Yes. A previous poster said it was condescending to men.

I agree.
 
If a woman has impressive math skills, she would recognize the man’s impressive math skills. If the man really did have impressive math skills and a woman thinks he ‘is a blowhard’ then I would question the woman’s math skills
Nail on the head. But fallen world and all that.

I like my analogy of the office chair.

It is said to set your office chair higher than visitor chairs to seem “big”

The small man (on the inside) uses the big chair to defeat small.men in meetings.

The big man sits on the floor when visiting and still wins.

Unfortunately man or woman most are small.

It isn’t to dislike women who are independent, it is to dislike the society of women who proclaim it.

To proclaim it is generally the mark of the internally small man.

Same is true for males but less relevent today.

Ie: the battle cry of demanding that is heard in regards to the men is usually small women who need a big chair.

The big woman needs not battle cry.
 
Nail on the head. But fallen world and all that.

I like my analogy of the office chair.

It is said to set your office chair higher than visitor chairs to seem “big”

The small man (on the inside) uses the big chair to defeat small.men in meetings.

The big man sits on the floor when visiting and still wins.

Unfortunately man or woman most are small.

It isn’t to dislike women who are independent, it is to dislike the society of women who proclaim it.

To proclaim it is generally the mark of the internally small man.

Same is true for males but less relevent today.

Ie: the battle cry of demanding that is heard in regards to the men is usually small women who need a big chair.

The big woman needs not battle cry.
You do realize that women are (on average) substantially shorter than men?

So, I think you need a different analogy. Your average woman (if she were doing that) would need to crank the chair up pretty high just to achieve parity.
 
You do realize that women are (on average) substantially shorter than men?

So, I think you need a different analogy. Your average woman (if she were doing that) would need to crank the chair up pretty high just to achieve parity.
LOL you are joking?
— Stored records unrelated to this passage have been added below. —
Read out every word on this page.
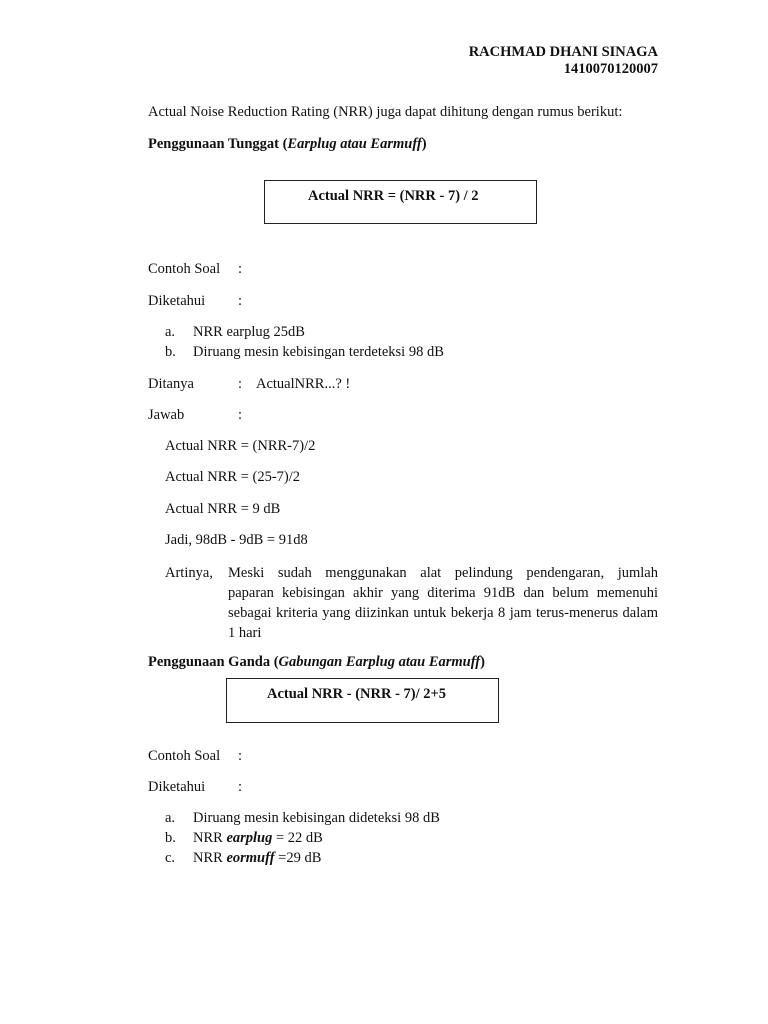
RACHMAD DHANI SINAGA
1410070120007
Actual Noise Reduction Rating (NRR) juga dapat dihitung dengan rumus berikut:
Penggunaan Tunggat (Earplug atau Earmuff)
Actual NRR = (NRR - 7) / 2
Contoh Soal :
Diketahui :
a. NRR earplug 25dB
b. Diruang mesin kebisingan terdeteksi 98 dB
Ditanya	: ActualNRR...? !
Jawab	:
Actual NRR = (NRR-7)/2
Actual NRR = (25-7)/2
Actual NRR = 9 dB
Jadi, 98dB - 9dB = 91d8
Artinya, Meski sudah menggunakan alat pelindung pendengaran, jumlah
paparan kebisingan akhir yang diterima 91dB dan belum memenuhi sebagai kriteria yang diizinkan untuk bekerja 8 jam terus-menerus dalam 1 hari
Penggunaan Ganda (Gabungan Earplug atau Earmuff)
Actual NRR - (NRR - 7)/ 2+5
Contoh Soal :
Diketahui :
a. Diruang mesin kebisingan dideteksi 98 dB
b. NRR earplug = 22 dB
c. NRR eormuff =29 dB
Or did you totally miss the 2 key words bc you need to debunk it via shenanigans?

Key words:

ANALOGY

(INTERNALLY SMALL)

In case you don’t grasp the (internally small) it means pretending to be “strong” in person.

Ie: Jesus even if 1 foot tall would sit on the ground and win!

Be like Jesus!

This to use a modern example if the first line on a girls dating profile is “I am independent/strong etc” then you can know that she is everything but.

That is the point our society values falsehoods, not truth.

They are all about being the murderer set free and not like Jesus. Because the murder seems strong. Lol.
 
LOL you are joking? Or did you totally miss the 2 key words bc you need to debunk it via shenanigans?

Key words:

ANALOGY

(INTERNALLY SMALL)
Indeed. Such words might seem irrelevant, but the addition or subtraction of a single word from a post may change its overall message.
 
Indeed. Such words might seem irrelevant, but the addition or subtraction of a single word from a post may change its overall message.
And a very common tactic employed 😦

I have come to learn it is usually more for the posters benifit than outward malice 😦
 
I may be late to the party, but yeah I want a man to be a man. These qualities or ‘virtues’ may be half relative to my perception, but I also find them partially absolute. To me, a man leads without tyranny, protects without smothering, takes charge without domineering, and is possessive without jealousy.

And I found one, so I’m happy. What else needs said? 🤷
 
I never know what to do with pieces like this one. I go into them with an open mind and inevitably I find that the descriptions given of both sexes don’t remotely relate to my own marriage. My husband doesn’t possess the “characteristic male reluctance to ask for help or acknowledge neediness.” I do not “excel at long-suffering patience.” Why do people feel a need for these kinds of generalizations?